Una equilibrata alimentazione
Si è già accennato che la gran parte degli intervistati ritiene una dieta equilibrata la maggior prevenzione per la salute (93,2%). Vediamo ora come è intesa tale dieta. Anzitutto la quasi totalità è fedele al pranzo di mezzogiorno (99,7%) e alla cena serale (99,4%). La colazione al mattino è molto praticata (94%). Un 40% interrompe la giornata con uno spuntino sia al mattino che nel pomeriggio. Lo spuntino è praticato più dalle donne che dagli uomini (uomini 25,3%, donne 46,1%) e dalle persone più giovani (40-54 anni 60,8%, 55-64 ani 40,7%, oltre i 65 anni 37,8%).

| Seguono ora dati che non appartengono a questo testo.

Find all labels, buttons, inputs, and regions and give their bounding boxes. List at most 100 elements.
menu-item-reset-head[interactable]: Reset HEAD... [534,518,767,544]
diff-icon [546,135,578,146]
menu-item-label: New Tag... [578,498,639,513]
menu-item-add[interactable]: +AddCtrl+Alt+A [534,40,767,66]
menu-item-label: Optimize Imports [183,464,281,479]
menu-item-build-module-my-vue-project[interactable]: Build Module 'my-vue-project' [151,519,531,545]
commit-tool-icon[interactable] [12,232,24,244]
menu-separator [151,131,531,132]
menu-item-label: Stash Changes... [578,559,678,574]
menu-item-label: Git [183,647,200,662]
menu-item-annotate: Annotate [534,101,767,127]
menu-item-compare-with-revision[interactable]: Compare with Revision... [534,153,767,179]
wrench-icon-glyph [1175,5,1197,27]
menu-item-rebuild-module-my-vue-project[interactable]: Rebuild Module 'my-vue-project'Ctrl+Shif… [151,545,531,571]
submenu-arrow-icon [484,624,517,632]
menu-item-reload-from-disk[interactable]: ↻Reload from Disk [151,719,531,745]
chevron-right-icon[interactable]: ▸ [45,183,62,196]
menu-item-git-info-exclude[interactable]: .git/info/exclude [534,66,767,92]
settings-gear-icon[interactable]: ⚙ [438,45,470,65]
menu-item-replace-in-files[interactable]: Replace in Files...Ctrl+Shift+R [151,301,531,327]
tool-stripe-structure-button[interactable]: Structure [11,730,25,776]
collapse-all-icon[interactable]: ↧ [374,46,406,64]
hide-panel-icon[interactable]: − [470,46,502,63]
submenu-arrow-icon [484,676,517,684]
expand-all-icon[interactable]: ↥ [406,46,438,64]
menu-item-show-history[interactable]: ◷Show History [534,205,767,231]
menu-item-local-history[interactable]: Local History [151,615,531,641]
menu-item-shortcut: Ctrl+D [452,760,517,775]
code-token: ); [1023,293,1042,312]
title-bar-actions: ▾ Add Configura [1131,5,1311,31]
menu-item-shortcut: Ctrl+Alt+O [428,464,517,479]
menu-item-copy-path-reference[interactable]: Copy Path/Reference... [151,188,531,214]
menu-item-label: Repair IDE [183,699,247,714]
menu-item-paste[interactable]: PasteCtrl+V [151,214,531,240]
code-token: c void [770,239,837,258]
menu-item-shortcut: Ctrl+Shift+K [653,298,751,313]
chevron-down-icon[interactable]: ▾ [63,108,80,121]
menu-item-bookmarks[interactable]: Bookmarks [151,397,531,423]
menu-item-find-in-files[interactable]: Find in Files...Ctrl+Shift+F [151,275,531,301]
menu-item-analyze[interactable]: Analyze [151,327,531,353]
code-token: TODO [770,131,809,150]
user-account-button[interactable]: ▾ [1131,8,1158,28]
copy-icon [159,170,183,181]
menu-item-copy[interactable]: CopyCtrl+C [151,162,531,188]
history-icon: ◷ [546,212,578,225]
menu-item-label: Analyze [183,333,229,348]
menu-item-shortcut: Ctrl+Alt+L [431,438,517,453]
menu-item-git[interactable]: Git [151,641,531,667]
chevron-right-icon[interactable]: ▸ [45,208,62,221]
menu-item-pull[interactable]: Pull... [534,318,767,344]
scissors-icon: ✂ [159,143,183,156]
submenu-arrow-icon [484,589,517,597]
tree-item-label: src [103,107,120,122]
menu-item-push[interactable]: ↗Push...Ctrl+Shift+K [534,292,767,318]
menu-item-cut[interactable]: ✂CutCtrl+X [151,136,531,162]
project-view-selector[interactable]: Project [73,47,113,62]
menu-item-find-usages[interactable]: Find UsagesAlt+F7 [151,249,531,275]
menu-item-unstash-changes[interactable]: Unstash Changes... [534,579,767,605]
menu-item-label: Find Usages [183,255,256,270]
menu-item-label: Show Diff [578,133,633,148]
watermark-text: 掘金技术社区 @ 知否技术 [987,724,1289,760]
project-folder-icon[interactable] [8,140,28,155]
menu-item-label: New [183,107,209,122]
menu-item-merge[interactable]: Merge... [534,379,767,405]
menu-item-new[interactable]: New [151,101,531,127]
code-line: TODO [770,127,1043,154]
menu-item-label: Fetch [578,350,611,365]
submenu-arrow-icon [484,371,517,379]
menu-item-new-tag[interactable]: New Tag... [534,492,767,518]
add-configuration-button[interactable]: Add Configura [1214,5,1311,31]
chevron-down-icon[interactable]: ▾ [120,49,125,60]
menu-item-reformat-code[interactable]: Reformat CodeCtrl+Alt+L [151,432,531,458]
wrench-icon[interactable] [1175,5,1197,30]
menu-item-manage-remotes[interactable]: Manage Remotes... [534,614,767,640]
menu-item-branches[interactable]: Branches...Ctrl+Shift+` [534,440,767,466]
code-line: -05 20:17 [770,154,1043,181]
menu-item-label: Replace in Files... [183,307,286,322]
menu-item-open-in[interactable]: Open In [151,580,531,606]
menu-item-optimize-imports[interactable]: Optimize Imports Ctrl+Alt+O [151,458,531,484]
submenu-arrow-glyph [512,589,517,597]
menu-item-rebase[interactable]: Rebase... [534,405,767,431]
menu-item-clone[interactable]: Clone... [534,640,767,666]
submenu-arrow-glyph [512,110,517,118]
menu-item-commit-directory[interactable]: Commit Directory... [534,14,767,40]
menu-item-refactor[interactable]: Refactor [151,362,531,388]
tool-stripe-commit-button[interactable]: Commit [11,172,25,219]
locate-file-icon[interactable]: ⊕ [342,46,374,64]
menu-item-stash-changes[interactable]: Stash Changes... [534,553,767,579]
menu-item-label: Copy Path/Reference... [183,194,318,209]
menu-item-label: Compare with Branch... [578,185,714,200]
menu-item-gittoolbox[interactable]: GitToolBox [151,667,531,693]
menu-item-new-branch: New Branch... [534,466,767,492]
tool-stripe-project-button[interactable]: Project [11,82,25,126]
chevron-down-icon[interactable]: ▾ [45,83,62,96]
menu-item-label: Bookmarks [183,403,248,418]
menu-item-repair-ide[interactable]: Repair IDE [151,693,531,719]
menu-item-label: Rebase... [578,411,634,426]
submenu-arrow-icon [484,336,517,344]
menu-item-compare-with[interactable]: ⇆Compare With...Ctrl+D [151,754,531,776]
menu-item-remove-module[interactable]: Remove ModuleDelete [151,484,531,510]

Circa la dieta i due terzi degli intervistati ritiene sia importante e vada perseguita attraverso la limitazione della quantità di cibo. Solo il 2,8% dice per esempio di seguire la dieta dissociata.
La maggior parte degli intervistati ritiene il controllo sul cibo (93,2%) elemento fondamentale per conservare la salute, evitando possibilmente i cibi grassi (89,9%), i salati (83,5%) e i dolci (85,3%). In pratica, fuori dei pasti, è più frequente l’uso di dolci (26,2%). Inoltre si ritengono molto utili la regolarità dei pasti (oltre il 90% degli intervistati), il non uso o uso moderato di vino e il non privare il corpo di acqua. Tale ritmo di vita rende secondario il calcolo delle calorie, considerato marginale da parte dei due terzi degli intervistati e non considerato da parte dell’altro terzo.